Para a defesa de Daniel Litvak, a cargo do advogado Paulo Saragoça da Matta, a detenção fora de flagrante delito do rabino "foi ilegal", uma vez que foi ordenada pelo Ministério Público (MP) e tal só pode ocorrer quando se cumpram os requisitos de prisão preventiva.
A aplicação da medida de coação mais gravosa depende de indícios fortes e do cumprimento de outro pressuposto, neste caso, o de um crime doloso com pena de prisão superior a três anos, no qual se enquadraria a falsificação de documentos -- o único crime ao qual o Tribunal Central de Instrução Criminal (TCIC) reconheceu fortes indícios. Contudo, a falsificação de documentos tem apenas uma moldura penal igual a três anos de prisão.
"O MP não tinha competência para ordenar a detenção do arguido, porque não é, no caso, admissível a prisão preventiva", sustenta o recurso, que critica ainda os procuradores e a juíza de instrução por alegadamente violarem o direito constitucional de religião e de culto durante o período entre a detenção e o primeiro interrogatório judicial de Daniel Litvak, ao não permitirem as três orações diárias previstas na religião judaica.
A defesa do rabino alega ainda a invalidade do interrogatório por não ter sido disponibilizado um intérprete a Daniel Litvak, que tem nacionalidade israelita e argentina, assegurando que o arguido não domina o português. Simultaneamente, denuncia que não foi logo entregue cópia da gravação do despacho proferido e censura a decisão do TCIC de entregar ao Departamento Central de Investigação e Ação Penal (DCIAP) a análise do pedido de cópia do despacho.
Enfatizando uma limitação inconstitucional do direito de defesa, o rabino rebate também os elementos do processo de naturalização de Abramovich, ao vincar que só um documento foi elaborado pela CIP. "Apenas um dos documentos poderia, eventualmente, ser relacionado com a atividade desempenhada pelo arguido. (...) Sucede que nem esse documento foi escrito nem assinado pelo arguido", lê-se no recurso sobre o referido parecer, que foi assinado pela vice-presidente da CIP, Isabel Ferreira Lopes.

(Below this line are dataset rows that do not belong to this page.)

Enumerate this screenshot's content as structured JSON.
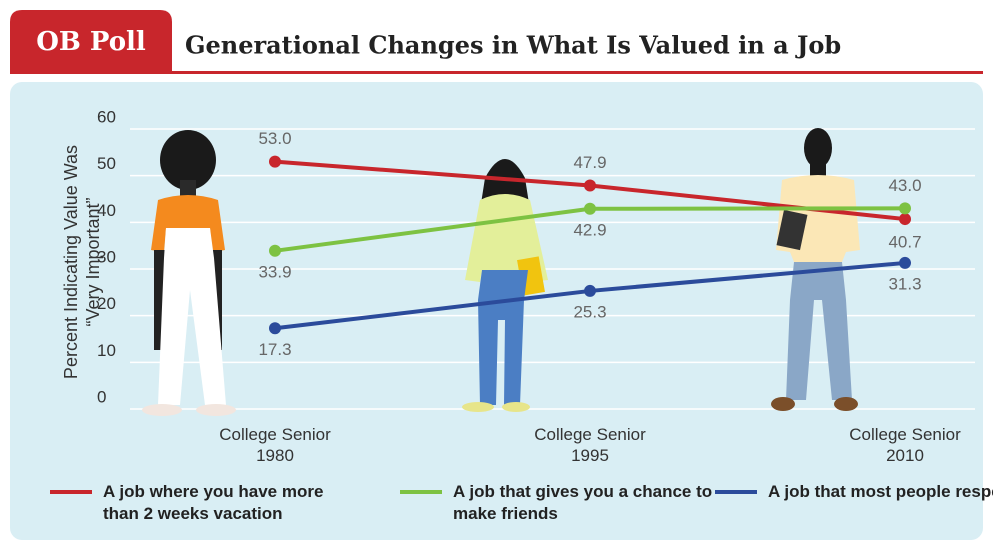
{
  "header": {
    "tag": "OB Poll"
  },
  "chart_data": {
    "type": "line",
    "title": "Generational Changes in What Is Valued in a Job",
    "y_label": "Percent Indicating Value Was “Very Important”",
    "categories": [
      "College Senior 1980",
      "College Senior 1995",
      "College Senior 2010"
    ],
    "ylim": [
      0,
      60
    ],
    "yticks": [
      0,
      10,
      20,
      30,
      40,
      50,
      60
    ],
    "grid": true,
    "legend": "bottom",
    "series": [
      {
        "name": "A job where you have more than 2 weeks vacation",
        "color": "#c8262c",
        "values": [
          53,
          47.9,
          40.7
        ],
        "value_labels": [
          "53.0",
          "47.9",
          "40.7"
        ]
      },
      {
        "name": "A job that gives you a chance to make friends",
        "color": "#7dc242",
        "values": [
          33.9,
          42.9,
          43
        ],
        "value_labels": [
          "33.9",
          "42.9",
          "43.0"
        ]
      },
      {
        "name": "A job that most people respect",
        "color": "#2b4b9b",
        "values": [
          17.3,
          25.3,
          31.3
        ],
        "value_labels": [
          "17.3",
          "25.3",
          "31.3"
        ]
      }
    ]
  }
}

"Deve o despacho recorrido ser revogado e substituído por outro que, considerando os elementos de prova e os fundamentos elencados pelo MP na promoção, limite as medidas de coação do arguido ao TIR", refere a defesa, invocando ainda a revogação por ausência de perigo de fuga, a falta de fundamento para perturbação do inquérito e a "incongruência" de se invocar em simultâneo o perigo de fuga e o perigo de continuação da atividade criminosa.
Na resposta ao recurso, o MP refutou as acusações de supostas ilegalidades após a detenção de Daniel Litvak e assegurou que a prática dos crimes imputados ao arguido está fortemente indiciada, reiterando também a existência de perigo de fuga, de continuação da atividade criminosa e de perturbação do inquérito, concluindo que as medidas de coação aplicadas são necessárias, adequadas e proporcionais e que o recurso deve ser indeferido pelo TRL.
A Procuradoria-Geral da República confirmou em 19 de janeiro que a concessão da nacionalidade portuguesa ao empresário russo Roman Abramovich ao abrigo da Lei da Nacionalidade para os judeus sefarditas (judeus originários da Península Ibérica que foram expulsos de Portugal no século XVI) estava a ser alvo de uma investigação do MP.